An early version of the new DoneDone.com
An early version of the new DoneDone.com
After presenting both directions to the partners, it was fairly apparent that each approach had strengths but obvious weaknesses. We collectively agreed to try blending the strengths of the two directions, and it resulted in the homepage we’re proud to release in a few short weeks.
While iterating on the homepage, our design team was conscious about keeping the application in mind. We were very deliberate about selecting typefaces and establishing design patterns that would transfer well to the app. For the marketing site, we selected Knockout from H&FJ for our headlines. With a san-serif font as compressed as Knockout, we were free to make the font-size extra large and really pack a strong visual punch.
For the application, we needed a more versatile headline font—something that'd hold up at smaller sizes. Initially, we leaned on Futura for that 15px–50px font-size range, but when we got into dev we couldn’t get Futura to render exactly right. It was muddy visually because of how the browsers were handling it—especially at smaller sizes. Verlag by HF&J ended up being the perfect alternative. It’s expertly hinted and renders very well across all browsers. It keeps the geometric, rationalist foundation of Futura but adds a bit more personality and style. Verlag harkens back to post World War II modernism, which aligned stylistically with the illustrations we commissioned from Eight Hour Day.
Lastly, Adelle, an award-winning, highly-legible, editorial font family from Type Together rounds out our fontstack. Adelle is a friendly, tall x-height, slab serif that not only deviates from the expected san-serif body fonts of competitors but also makes reading easier on the eyes.
For Round 2, we presented the blended design direction and an initial direction for the Issue Dashboard and Issue Detail pages of the application. With some minor modifications, we had an approved direction.
A static mockup of the DD homepage from Round 2
After the initial approval, the team spent about a month designing all the pages and interactions for the new public marketing site. After everything was all set, Jeremy took over and started building the new site. After the handoff, the design team shifted their focus to updating the DoneDone app. We went through page-by-page and reconsidered every interaction and updated all the visuals. However, you’ll find a lot of the old DoneDone remains because there's a lot about the experience that already worked great.

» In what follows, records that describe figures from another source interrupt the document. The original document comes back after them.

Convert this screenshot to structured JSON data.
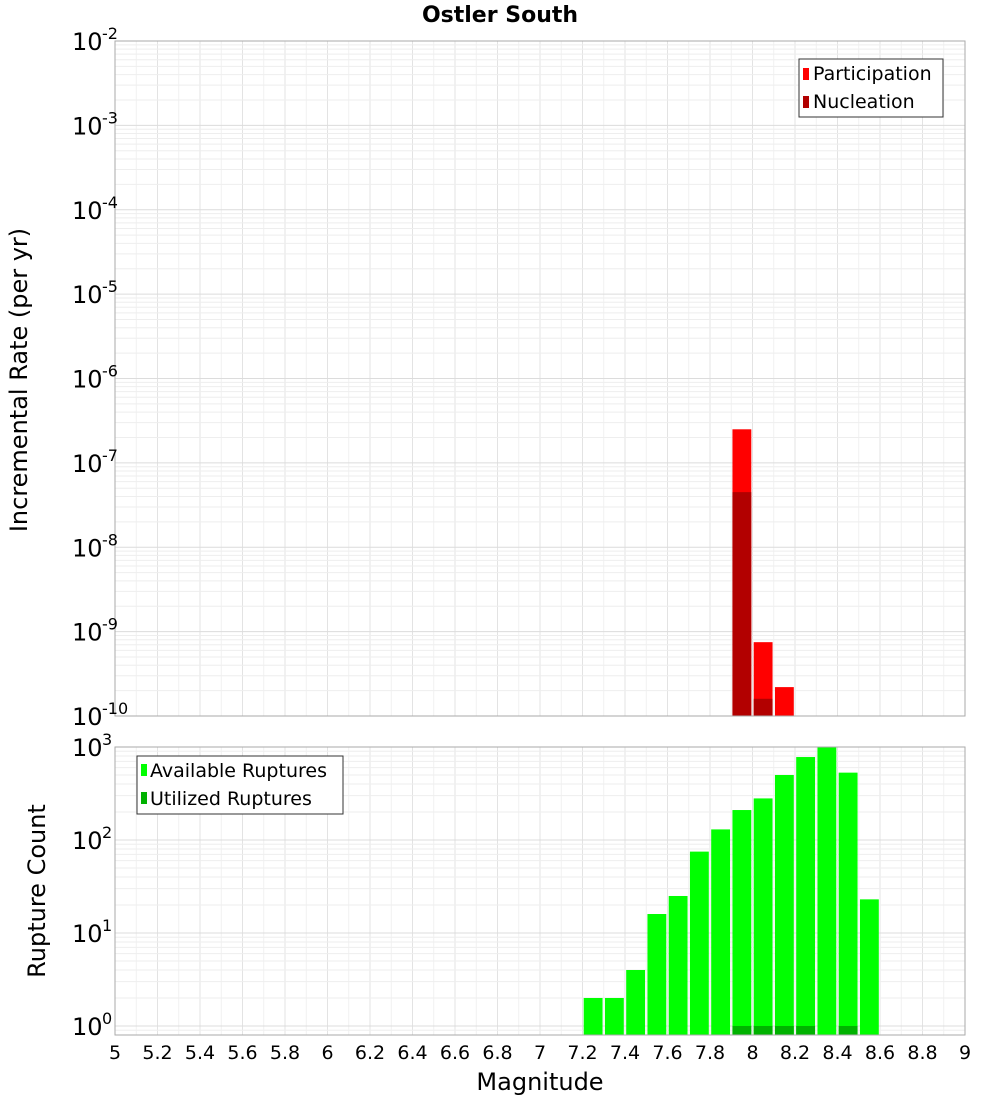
{
  "chart_data": [
    {
      "type": "bar",
      "title": "Ostler South",
      "ylabel": "Incremental Rate (per yr)",
      "xlabel": "",
      "yscale": "log",
      "ylim": [
        1e-10,
        0.01
      ],
      "xlim": [
        5,
        9
      ],
      "grid": true,
      "legend_placement": "top-right",
      "bin_width": 0.1,
      "series": [
        {
          "name": "Participation",
          "color": "#ff0000",
          "x": [
            7.95,
            8.05,
            8.15
          ],
          "values": [
            2.5e-07,
            7.5e-10,
            2.2e-10
          ]
        },
        {
          "name": "Nucleation",
          "color": "#b20000",
          "x": [
            7.95,
            8.05
          ],
          "values": [
            4.5e-08,
            1.6e-10
          ]
        }
      ]
    },
    {
      "type": "bar",
      "title": "",
      "ylabel": "Rupture Count",
      "xlabel": "Magnitude",
      "yscale": "log",
      "ylim": [
        0.8,
        1000
      ],
      "xlim": [
        5,
        9
      ],
      "grid": true,
      "legend_placement": "top-left",
      "bin_width": 0.1,
      "x_ticks": [
        "5",
        "5.2",
        "5.4",
        "5.6",
        "5.8",
        "6",
        "6.2",
        "6.4",
        "6.6",
        "6.8",
        "7",
        "7.2",
        "7.4",
        "7.6",
        "7.8",
        "8",
        "8.2",
        "8.4",
        "8.6",
        "8.8",
        "9"
      ],
      "series": [
        {
          "name": "Available Ruptures",
          "color": "#00ff00",
          "x": [
            7.25,
            7.35,
            7.45,
            7.55,
            7.65,
            7.75,
            7.85,
            7.95,
            8.05,
            8.15,
            8.25,
            8.35,
            8.45,
            8.55
          ],
          "values": [
            2,
            2,
            4,
            16,
            25,
            75,
            130,
            210,
            280,
            500,
            780,
            1000,
            530,
            23
          ]
        },
        {
          "name": "Utilized Ruptures",
          "color": "#00b200",
          "x": [
            7.95,
            8.05,
            8.15,
            8.25,
            8.45
          ],
          "values": [
            1,
            1,
            1,
            1,
            1
          ]
        }
      ]
    }
  ]
}
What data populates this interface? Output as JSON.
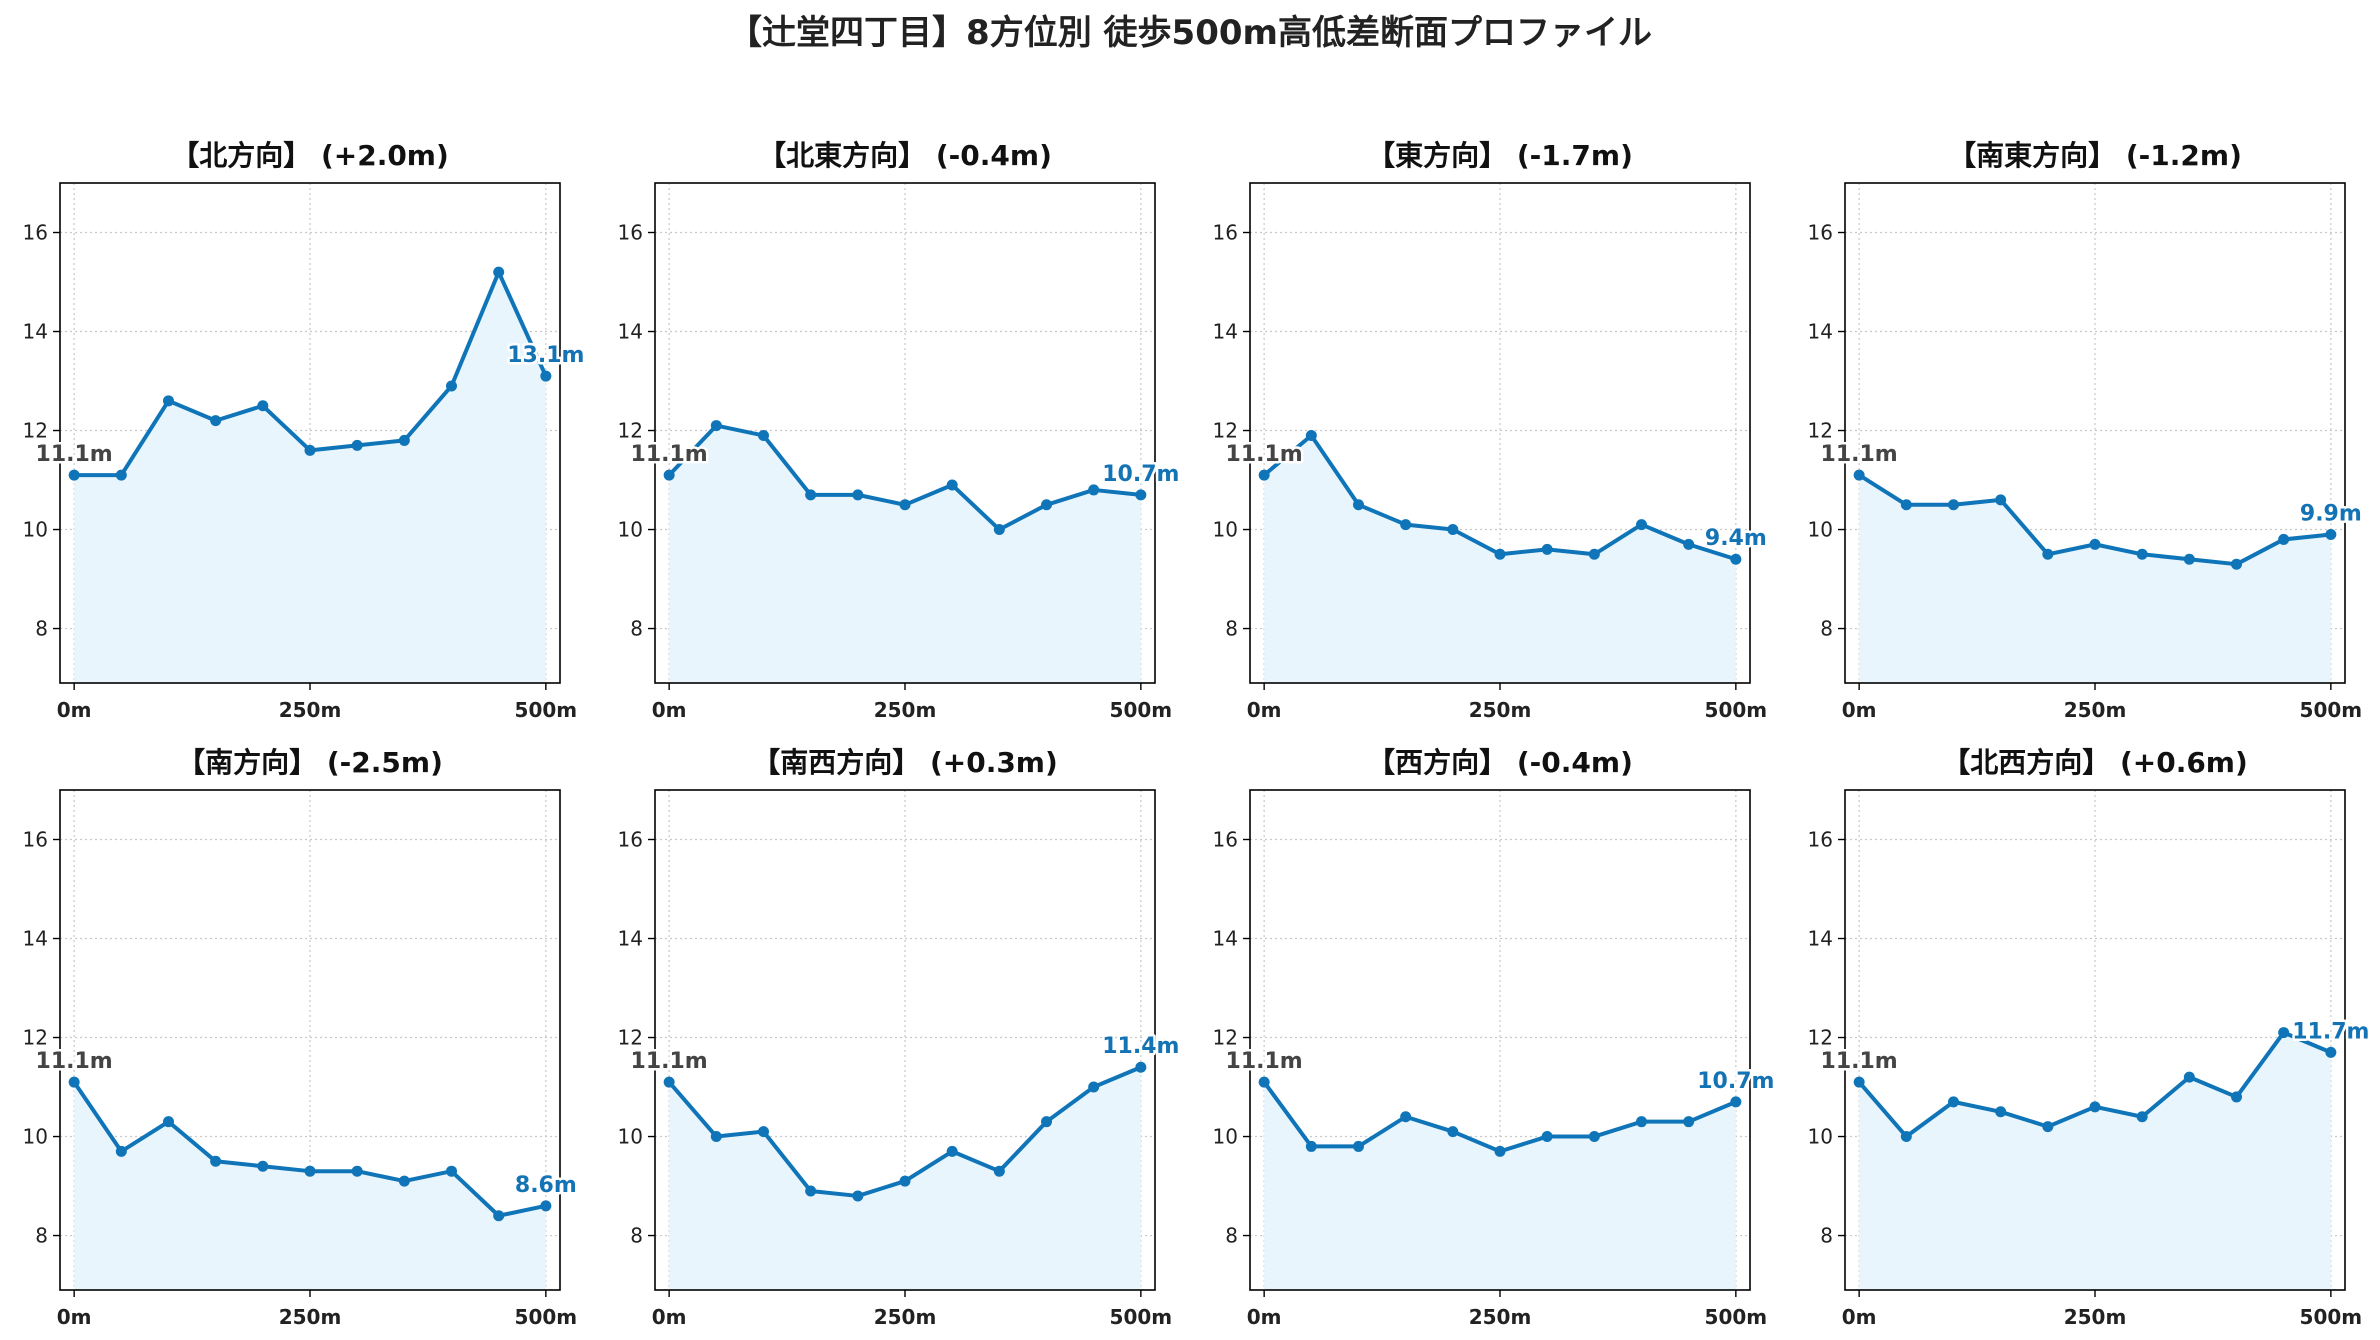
{
  "colors": {
    "line": "#0f75b8",
    "fill": "#e8f5fc",
    "grid": "#c8c8c8",
    "axis": "#000000",
    "start_label": "#444444",
    "end_label": "#1473b5"
  },
  "chart_data": {
    "type": "line",
    "suptitle": "【辻堂四丁目】8方位別 徒歩500m高低差断面プロファイル",
    "x": [
      0,
      50,
      100,
      150,
      200,
      250,
      300,
      350,
      400,
      450,
      500
    ],
    "xticks": [
      0,
      250,
      500
    ],
    "xtick_labels": [
      "0m",
      "250m",
      "500m"
    ],
    "xlim": [
      -15,
      515
    ],
    "ylim": [
      6.9,
      17.0
    ],
    "yticks": [
      8,
      10,
      12,
      14,
      16
    ],
    "grid": true,
    "panels": [
      {
        "title": "【北方向】 (+2.0m)",
        "values": [
          11.1,
          11.1,
          12.6,
          12.2,
          12.5,
          11.6,
          11.7,
          11.8,
          12.9,
          15.2,
          13.1
        ],
        "start_label": "11.1m",
        "end_label": "13.1m"
      },
      {
        "title": "【北東方向】 (-0.4m)",
        "values": [
          11.1,
          12.1,
          11.9,
          10.7,
          10.7,
          10.5,
          10.9,
          10.0,
          10.5,
          10.8,
          10.7
        ],
        "start_label": "11.1m",
        "end_label": "10.7m"
      },
      {
        "title": "【東方向】 (-1.7m)",
        "values": [
          11.1,
          11.9,
          10.5,
          10.1,
          10.0,
          9.5,
          9.6,
          9.5,
          10.1,
          9.7,
          9.4
        ],
        "start_label": "11.1m",
        "end_label": "9.4m"
      },
      {
        "title": "【南東方向】 (-1.2m)",
        "values": [
          11.1,
          10.5,
          10.5,
          10.6,
          9.5,
          9.7,
          9.5,
          9.4,
          9.3,
          9.8,
          9.9
        ],
        "start_label": "11.1m",
        "end_label": "9.9m"
      },
      {
        "title": "【南方向】 (-2.5m)",
        "values": [
          11.1,
          9.7,
          10.3,
          9.5,
          9.4,
          9.3,
          9.3,
          9.1,
          9.3,
          8.4,
          8.6
        ],
        "start_label": "11.1m",
        "end_label": "8.6m"
      },
      {
        "title": "【南西方向】 (+0.3m)",
        "values": [
          11.1,
          10.0,
          10.1,
          8.9,
          8.8,
          9.1,
          9.7,
          9.3,
          10.3,
          11.0,
          11.4
        ],
        "start_label": "11.1m",
        "end_label": "11.4m"
      },
      {
        "title": "【西方向】 (-0.4m)",
        "values": [
          11.1,
          9.8,
          9.8,
          10.4,
          10.1,
          9.7,
          10.0,
          10.0,
          10.3,
          10.3,
          10.7
        ],
        "start_label": "11.1m",
        "end_label": "10.7m"
      },
      {
        "title": "【北西方向】 (+0.6m)",
        "values": [
          11.1,
          10.0,
          10.7,
          10.5,
          10.2,
          10.6,
          10.4,
          11.2,
          10.8,
          12.1,
          11.7
        ],
        "start_label": "11.1m",
        "end_label": "11.7m"
      }
    ]
  }
}
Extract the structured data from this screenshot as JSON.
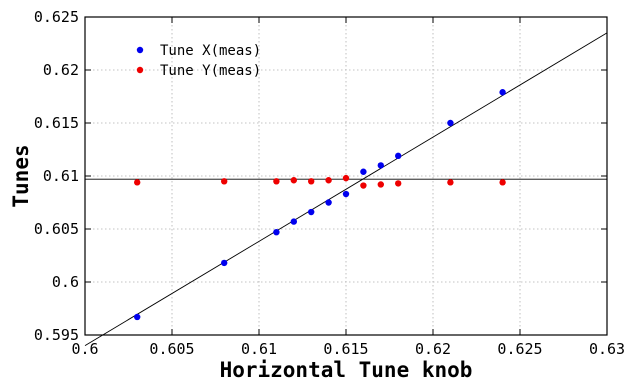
{
  "chart_data": {
    "type": "scatter",
    "xlabel": "Horizontal Tune knob",
    "ylabel": "Tunes",
    "xlim": [
      0.6,
      0.63
    ],
    "ylim": [
      0.595,
      0.625
    ],
    "xticks": [
      "0.6",
      "0.605",
      "0.61",
      "0.615",
      "0.62",
      "0.625",
      "0.63"
    ],
    "yticks": [
      "0.595",
      "0.6",
      "0.605",
      "0.61",
      "0.615",
      "0.62",
      "0.625"
    ],
    "grid": true,
    "legend_position": "top-left",
    "series": [
      {
        "name": "Tune X(meas)",
        "color": "#0000ee",
        "x": [
          0.603,
          0.608,
          0.611,
          0.612,
          0.613,
          0.614,
          0.615,
          0.616,
          0.617,
          0.618,
          0.621,
          0.624
        ],
        "y": [
          0.5967,
          0.6018,
          0.6047,
          0.6057,
          0.6066,
          0.6075,
          0.6083,
          0.6104,
          0.611,
          0.6119,
          0.615,
          0.6179
        ]
      },
      {
        "name": "Tune Y(meas)",
        "color": "#ee0000",
        "x": [
          0.603,
          0.608,
          0.611,
          0.612,
          0.613,
          0.614,
          0.615,
          0.616,
          0.617,
          0.618,
          0.621,
          0.624
        ],
        "y": [
          0.6094,
          0.6095,
          0.6095,
          0.6096,
          0.6095,
          0.6096,
          0.6098,
          0.6091,
          0.6092,
          0.6093,
          0.6094,
          0.6094
        ]
      }
    ],
    "fit_lines": [
      {
        "x": [
          0.6,
          0.63
        ],
        "y": [
          0.594,
          0.6235
        ]
      },
      {
        "x": [
          0.6,
          0.63
        ],
        "y": [
          0.6097,
          0.6097
        ]
      }
    ]
  }
}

Since design wrapped up in mid-December, Jeremy and Ka Wai have been implementing the new designs. A few weeks ago, they finished their first pass through all the updates. Since then, we’ve been iterating, refining interactions, testing, and squashing bugs. And we’re putting the finishing touches on the mobile and tablet views of the new website and application.
Last week, we started a private beta with our team (We Are Mammoth) and in the next few days we’ll be adding dozens of other companies to the private beta. We can’t wait to share the New DoneDone with all of you, but we want to make sure it’s ready for primetime first.